Я поворачиваю к нему голову, но ничего не говорю. Что, черт подери, сказать психу, который отказывается покинуть твой дом и мелет всякую чушь?!
– Я избил его, потому что он был урод. Я понятия не имел, что он гей.
Положив локти на колени, он смотрит на меня в упор, ожидая реакции. Или ответа. Но в течение нескольких секунд не получает ни того ни другого, поскольку мне надо все обдумать.
Я снова поднимаю взгляд к звездам и пытаюсь проанализировать ситуацию. Если он не псих, то явно пытается что-то доказать. Но что именно? Он завалился без приглашения, чтобы обелить свою репутацию и очернить мою? Но зачем? Я ведь одна, и что значит мое мнение?
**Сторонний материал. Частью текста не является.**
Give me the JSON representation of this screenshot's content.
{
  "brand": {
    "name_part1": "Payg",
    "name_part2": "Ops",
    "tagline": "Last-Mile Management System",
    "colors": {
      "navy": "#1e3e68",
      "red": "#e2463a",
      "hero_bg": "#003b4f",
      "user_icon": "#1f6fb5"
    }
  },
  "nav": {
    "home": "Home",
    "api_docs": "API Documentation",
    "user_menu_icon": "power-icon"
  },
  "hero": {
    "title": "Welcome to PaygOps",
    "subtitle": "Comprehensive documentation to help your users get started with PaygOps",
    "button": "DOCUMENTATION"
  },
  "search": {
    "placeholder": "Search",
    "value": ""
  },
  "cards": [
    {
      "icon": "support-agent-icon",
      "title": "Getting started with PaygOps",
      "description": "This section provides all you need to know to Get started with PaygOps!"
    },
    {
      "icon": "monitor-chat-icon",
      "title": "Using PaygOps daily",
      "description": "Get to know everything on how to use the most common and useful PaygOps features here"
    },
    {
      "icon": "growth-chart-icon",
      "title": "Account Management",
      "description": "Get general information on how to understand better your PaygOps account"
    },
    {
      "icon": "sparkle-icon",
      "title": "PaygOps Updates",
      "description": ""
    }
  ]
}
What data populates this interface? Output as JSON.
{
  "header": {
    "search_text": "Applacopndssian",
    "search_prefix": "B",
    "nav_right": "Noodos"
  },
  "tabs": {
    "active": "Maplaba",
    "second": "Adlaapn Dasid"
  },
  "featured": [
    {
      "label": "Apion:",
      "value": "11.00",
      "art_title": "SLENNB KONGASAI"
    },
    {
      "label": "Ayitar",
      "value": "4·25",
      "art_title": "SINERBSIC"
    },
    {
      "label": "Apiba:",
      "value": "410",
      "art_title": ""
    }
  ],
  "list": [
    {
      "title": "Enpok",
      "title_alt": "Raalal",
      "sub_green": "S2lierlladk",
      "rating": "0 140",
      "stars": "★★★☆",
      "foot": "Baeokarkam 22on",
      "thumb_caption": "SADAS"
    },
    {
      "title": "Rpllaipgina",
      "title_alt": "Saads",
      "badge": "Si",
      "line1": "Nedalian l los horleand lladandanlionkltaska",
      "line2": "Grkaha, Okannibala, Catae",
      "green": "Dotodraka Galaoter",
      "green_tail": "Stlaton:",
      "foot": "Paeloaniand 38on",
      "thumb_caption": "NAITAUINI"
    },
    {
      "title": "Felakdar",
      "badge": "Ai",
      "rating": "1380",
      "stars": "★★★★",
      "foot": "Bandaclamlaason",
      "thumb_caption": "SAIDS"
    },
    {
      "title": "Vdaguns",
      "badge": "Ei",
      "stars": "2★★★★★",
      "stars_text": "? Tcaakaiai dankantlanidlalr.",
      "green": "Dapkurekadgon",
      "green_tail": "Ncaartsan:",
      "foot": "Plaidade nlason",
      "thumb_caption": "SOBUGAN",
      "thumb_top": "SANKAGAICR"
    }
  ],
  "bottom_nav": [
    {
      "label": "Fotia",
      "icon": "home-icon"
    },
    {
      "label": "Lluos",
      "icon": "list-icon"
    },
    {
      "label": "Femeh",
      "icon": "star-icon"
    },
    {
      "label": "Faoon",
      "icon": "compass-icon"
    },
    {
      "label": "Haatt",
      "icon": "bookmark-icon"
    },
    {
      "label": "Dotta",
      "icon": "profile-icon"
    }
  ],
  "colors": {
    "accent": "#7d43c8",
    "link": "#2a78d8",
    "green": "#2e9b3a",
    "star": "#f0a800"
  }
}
Если, конечно, я ему не нравлюсь. От этой мысли я улыбаюсь, но мне не по себе оттого, что я рассчитываю на симпатию психа. Я сама во всем виновата. Не надо было впускать его в дом, когда я одна. А теперь он знает, что я проведу в одиночестве все выходные. Если взвесить мои сегодняшние поступки, то чаша с глупостью перевесит. Я предвижу два варианта завершения этого вечера. Либо мы придем к взаимопониманию, либо он убьет меня и, разрубив на мелкие кусочки, добавит в печенье. Так или иначе, мне жаль, что десерт еще не съеден.
4
Ванна Уайт – американская актриса и телеведущая.